幽霊妖精の告白
「エラミー!」
彼女は迷う事無く一目散に濁流へと飛び込み、早苗との間に強引に割り込むと、そこで自分の力を放出し、早苗の代わりにその濁流を受け止める。
だが‥その放出している力の規模はとても妖精が出せるようなものではない。
一方、そんなエラミーによって結界を張る負担から開放された早苗は、同時に嵐の言葉を思い出していた。

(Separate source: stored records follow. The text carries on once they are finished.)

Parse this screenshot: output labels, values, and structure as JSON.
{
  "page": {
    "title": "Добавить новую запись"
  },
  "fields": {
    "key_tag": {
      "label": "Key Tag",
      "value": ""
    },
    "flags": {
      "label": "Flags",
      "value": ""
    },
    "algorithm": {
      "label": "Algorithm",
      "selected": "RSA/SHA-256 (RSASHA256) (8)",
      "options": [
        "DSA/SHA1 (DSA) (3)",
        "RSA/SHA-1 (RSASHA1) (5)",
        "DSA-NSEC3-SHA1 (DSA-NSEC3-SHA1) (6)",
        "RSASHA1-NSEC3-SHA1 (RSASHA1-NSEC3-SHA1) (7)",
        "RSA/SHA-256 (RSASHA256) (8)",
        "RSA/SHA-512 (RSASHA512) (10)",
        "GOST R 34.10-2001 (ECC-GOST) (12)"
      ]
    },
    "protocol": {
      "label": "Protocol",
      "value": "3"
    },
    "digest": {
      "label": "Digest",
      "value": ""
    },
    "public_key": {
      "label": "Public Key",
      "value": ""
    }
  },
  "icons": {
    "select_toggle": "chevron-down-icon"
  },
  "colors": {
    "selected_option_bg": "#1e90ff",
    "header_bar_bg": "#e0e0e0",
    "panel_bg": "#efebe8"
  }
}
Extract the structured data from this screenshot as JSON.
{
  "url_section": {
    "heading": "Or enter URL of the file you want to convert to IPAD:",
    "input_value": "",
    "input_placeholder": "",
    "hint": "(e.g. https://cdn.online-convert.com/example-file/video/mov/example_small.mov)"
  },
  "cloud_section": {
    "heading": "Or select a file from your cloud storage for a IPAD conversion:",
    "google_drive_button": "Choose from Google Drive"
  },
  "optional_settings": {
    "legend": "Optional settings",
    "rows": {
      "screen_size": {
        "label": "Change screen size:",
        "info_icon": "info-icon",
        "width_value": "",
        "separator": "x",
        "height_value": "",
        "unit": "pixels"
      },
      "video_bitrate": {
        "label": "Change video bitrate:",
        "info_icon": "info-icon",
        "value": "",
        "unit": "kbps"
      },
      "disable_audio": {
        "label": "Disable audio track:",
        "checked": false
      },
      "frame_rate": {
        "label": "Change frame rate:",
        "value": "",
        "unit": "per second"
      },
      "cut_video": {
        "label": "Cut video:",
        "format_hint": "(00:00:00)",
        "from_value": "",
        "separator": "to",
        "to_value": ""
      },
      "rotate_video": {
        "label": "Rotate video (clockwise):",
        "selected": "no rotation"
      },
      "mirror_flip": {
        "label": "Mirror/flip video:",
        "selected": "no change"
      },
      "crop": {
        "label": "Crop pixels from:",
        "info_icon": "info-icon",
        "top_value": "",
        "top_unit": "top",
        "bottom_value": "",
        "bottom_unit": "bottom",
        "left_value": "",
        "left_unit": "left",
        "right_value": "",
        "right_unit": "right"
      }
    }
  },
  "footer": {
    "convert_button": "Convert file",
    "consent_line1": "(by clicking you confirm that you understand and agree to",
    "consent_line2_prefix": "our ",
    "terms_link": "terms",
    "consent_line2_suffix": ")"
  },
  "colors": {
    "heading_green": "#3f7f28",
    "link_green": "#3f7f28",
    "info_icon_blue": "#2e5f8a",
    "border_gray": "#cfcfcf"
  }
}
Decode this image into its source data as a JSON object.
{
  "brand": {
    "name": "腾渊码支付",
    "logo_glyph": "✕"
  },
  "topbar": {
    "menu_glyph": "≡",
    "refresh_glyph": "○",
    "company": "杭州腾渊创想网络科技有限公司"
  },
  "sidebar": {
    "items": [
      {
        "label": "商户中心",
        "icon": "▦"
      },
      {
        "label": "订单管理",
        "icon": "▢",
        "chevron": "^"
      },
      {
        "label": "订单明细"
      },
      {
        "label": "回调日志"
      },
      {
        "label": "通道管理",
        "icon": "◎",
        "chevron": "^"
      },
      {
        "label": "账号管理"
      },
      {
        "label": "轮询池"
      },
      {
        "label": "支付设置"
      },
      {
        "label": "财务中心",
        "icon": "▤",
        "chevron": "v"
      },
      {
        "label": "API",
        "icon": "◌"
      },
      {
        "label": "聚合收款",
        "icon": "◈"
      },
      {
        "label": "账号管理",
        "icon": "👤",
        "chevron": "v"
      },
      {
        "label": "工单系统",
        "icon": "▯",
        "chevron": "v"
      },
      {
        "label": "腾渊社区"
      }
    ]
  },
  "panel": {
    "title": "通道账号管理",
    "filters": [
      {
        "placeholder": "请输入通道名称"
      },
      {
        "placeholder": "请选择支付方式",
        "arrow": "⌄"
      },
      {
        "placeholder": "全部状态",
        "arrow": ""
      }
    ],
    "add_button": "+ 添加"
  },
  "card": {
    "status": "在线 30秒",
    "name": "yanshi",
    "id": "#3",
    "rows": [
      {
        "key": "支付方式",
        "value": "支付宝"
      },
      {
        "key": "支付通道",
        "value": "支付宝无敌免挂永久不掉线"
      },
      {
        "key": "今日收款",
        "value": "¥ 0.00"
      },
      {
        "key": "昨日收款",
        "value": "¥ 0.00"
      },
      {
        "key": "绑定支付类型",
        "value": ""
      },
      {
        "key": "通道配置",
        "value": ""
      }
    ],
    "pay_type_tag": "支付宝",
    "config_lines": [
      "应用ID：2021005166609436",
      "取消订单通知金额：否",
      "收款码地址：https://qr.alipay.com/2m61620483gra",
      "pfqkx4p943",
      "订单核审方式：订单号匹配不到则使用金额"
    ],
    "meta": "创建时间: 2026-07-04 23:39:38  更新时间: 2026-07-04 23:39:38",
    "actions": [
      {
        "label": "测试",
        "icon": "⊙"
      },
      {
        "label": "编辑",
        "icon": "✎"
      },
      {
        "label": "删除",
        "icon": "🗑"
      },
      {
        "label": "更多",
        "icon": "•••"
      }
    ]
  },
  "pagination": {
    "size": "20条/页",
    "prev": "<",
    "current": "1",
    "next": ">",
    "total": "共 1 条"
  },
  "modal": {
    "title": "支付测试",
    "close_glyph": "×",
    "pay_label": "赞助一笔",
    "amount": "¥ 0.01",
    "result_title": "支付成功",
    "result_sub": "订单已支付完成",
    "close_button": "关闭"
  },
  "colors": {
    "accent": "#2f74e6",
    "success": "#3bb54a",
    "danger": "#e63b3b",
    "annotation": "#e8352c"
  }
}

‥あの妖精、力を使いすぎると二度と復活できなくなるかもしれない‥
「あ‥あなた‥そんなに力を出して大丈夫なんですか!」
嵐の言葉を思い出した早苗がふと不安に駆られ、そう聞くとエラミーは‥‥
「か‥かまうもんか!だって‥この人間たちがこんな目に合ったのは‥元々あたしのせいなんだから!」
「‥え?」
エラミーのその告白を聞いた早苗は一瞬、呆気に取られる。そんな彼女に対してさらにエラミーは告げる。
「‥‥あたし、はじめはいつも通り、食事のつもりでこの人間たちに幻聴を聞かせていた‥でも皆、次第にあたしの幻聴を本気にして、この山にある自分達の畑の様子を見に行こうとしてここに来たんだ!」
「‥‥先輩も言っていました。この雨が長引けばせっかく育てた作物が駄目になるかもしれない‥と。この人達はその事に不安を感じ、様子を見に来たんですね」
「‥そうだよ!それなのにあたしは、いつもみたいにイタズラして困らせてやろうって軽い気持ちでここにあった橋を落とした!どうせ橋なんてなくても歩いて渡れるだろうしって‥‥でも!その後で急に川の水が増えて、戻れなくなっちゃったんだ!」
「‥‥誰かを困らせてはその様を楽しむ‥‥確か、それはここの妖精さんの性分でしたね‥‥でも、今のあなた‥すごく悲しくて‥辛そうです。あなたは悲しみの感情を食べて生きているんじゃないんですか?」
その早苗の言葉にエラミーは力を放出しながら首を振る。
「‥‥ダメ!あたし、自分のことはどうにもできないの!あたしは自分がどんなつらく、悲しい思いをしても、それをあたし自身の力にはできないんだ!」
苦しそうな表情のエラミー。その理由は力を限界以上に振り絞っているからか、それとも‥‥
「‥‥あたし、本当はずっとこんな自分が嫌だった‥でも、生きるためには仕方がないって思っていたし、誰かが困っているのを見ると、つい困らせたり、もっとつらい目に合わせたりしていた!‥そんなときに出会ったのがアスメルなんだ!アスメルと出会えてからはあたし、そういうことをしても誰かを『本当に悲しませず』にいられた!‥でも‥」
そう言いながら力を振り絞るエラミーの目にはいつしか‥涙が浮かんでいた。